At the best of times, it is a tactic designed to stop us thinking of them as human beings. At the worst, it is a way of deflecting blame or sympathy for the death of a person by gently suggesting that the victim had it coming. If he hadn’t been a criminal, he wouldn’t have been detained; if he hadn’t tried to escape, he wouldn’t have died. Basically, our hands are clean.

Except that they’re not. Even if all of that gymnastic rhetoric was true, the story we’ve been told regarding the circumstances of Chegeni’s death may not be entirely accurate.

Peter Dutton’s only real statement in regards to the death was this: “As I’m advised, there are no suspicious circumstances in relation to the death.”

This goes against the claims of Matej Cuperka, another detainee on Christmas Island, who told the ABC that the death was “very, very suspicious.”

The rioting inmates, he claims, believe that the officers “did something” to Chegeni. “I clearly heard him in the morning screaming for help, and the next thing I see they be bringing him in a body bag, and after that the whole place went into lockdown.”

Another detainee had also heard the cries: “The person had been screaming for help, and later on people have been carrying a body bag. It was a couple of screams: ‘Help, help, help me’.”

This is all circumstantial, and these stories, whether true or not, still leave a lot of room for interpretation.
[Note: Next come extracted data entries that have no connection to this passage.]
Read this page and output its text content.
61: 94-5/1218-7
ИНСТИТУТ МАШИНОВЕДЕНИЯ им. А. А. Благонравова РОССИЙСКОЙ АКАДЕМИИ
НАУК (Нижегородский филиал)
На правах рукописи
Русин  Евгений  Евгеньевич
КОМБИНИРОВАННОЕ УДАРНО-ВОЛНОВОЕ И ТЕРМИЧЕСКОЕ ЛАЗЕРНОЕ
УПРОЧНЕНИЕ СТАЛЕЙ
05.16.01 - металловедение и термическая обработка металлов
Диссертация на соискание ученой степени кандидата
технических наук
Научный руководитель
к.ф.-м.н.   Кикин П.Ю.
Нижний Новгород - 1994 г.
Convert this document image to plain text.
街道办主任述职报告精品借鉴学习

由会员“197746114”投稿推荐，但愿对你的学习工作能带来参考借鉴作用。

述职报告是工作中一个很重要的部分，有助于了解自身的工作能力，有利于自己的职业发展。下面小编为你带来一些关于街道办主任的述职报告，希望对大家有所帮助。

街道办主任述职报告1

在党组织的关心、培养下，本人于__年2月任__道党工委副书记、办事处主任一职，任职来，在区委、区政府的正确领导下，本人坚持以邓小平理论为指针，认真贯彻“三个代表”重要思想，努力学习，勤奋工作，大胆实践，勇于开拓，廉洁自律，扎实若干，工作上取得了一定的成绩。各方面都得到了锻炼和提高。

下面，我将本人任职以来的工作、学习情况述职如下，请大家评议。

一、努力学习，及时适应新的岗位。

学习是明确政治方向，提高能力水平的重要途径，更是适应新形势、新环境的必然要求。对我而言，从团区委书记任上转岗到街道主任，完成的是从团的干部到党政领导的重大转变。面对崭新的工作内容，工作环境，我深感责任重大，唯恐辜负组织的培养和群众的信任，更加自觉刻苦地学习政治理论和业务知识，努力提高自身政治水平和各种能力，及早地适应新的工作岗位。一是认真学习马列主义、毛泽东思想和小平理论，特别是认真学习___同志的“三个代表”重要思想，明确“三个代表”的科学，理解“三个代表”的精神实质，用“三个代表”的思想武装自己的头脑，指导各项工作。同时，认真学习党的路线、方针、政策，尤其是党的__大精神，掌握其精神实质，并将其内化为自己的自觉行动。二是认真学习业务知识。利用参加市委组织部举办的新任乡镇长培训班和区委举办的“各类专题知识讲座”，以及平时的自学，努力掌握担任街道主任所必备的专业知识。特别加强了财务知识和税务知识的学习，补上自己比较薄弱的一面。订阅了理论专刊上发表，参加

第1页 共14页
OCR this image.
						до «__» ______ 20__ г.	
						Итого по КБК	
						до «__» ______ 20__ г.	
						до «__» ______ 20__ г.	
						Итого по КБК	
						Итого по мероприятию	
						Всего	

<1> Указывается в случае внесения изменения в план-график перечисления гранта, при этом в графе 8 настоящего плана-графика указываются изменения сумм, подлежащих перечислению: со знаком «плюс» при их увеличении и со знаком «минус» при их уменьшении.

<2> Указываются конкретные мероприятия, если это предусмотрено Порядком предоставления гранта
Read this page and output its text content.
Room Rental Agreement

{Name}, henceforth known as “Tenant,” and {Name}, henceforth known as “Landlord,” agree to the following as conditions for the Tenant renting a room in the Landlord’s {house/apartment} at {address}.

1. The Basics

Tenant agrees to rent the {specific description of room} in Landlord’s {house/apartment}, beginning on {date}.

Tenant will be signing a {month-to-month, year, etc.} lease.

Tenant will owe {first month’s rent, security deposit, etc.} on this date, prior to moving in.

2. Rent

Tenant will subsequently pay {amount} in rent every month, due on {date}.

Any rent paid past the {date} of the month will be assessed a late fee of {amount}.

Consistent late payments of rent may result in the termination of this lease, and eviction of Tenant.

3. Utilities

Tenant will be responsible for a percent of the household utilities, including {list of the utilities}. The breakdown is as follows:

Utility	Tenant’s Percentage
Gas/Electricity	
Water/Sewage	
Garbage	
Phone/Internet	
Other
It’s difficult to corroborate them, and that is also by design: since Operation Border Force came into effect, the media blackout has played a significant role in keeping everyone confused and in the dark. Speaking of which, we can add “that’s an operational matter” to Lifton’s definition.

With the press shut out and information coming almost exclusively from the government, we have little choice but to go by what Peter Dutton tells us. To focus on the things he wants us to focus on.

On a day when over one hundred countries (including Iran and North Korea) criticized Australia for its poor treatment of asylum seekers, the death of a man in our custody was treated thusly: “People who think they can act outside of the law have another thing coming,” said tough guy Dutton, who incidentally refused to deny that he and the government illegally paid smugglers to ferry people away from Australia. Ultimately, being illegal is just a matter of perspective.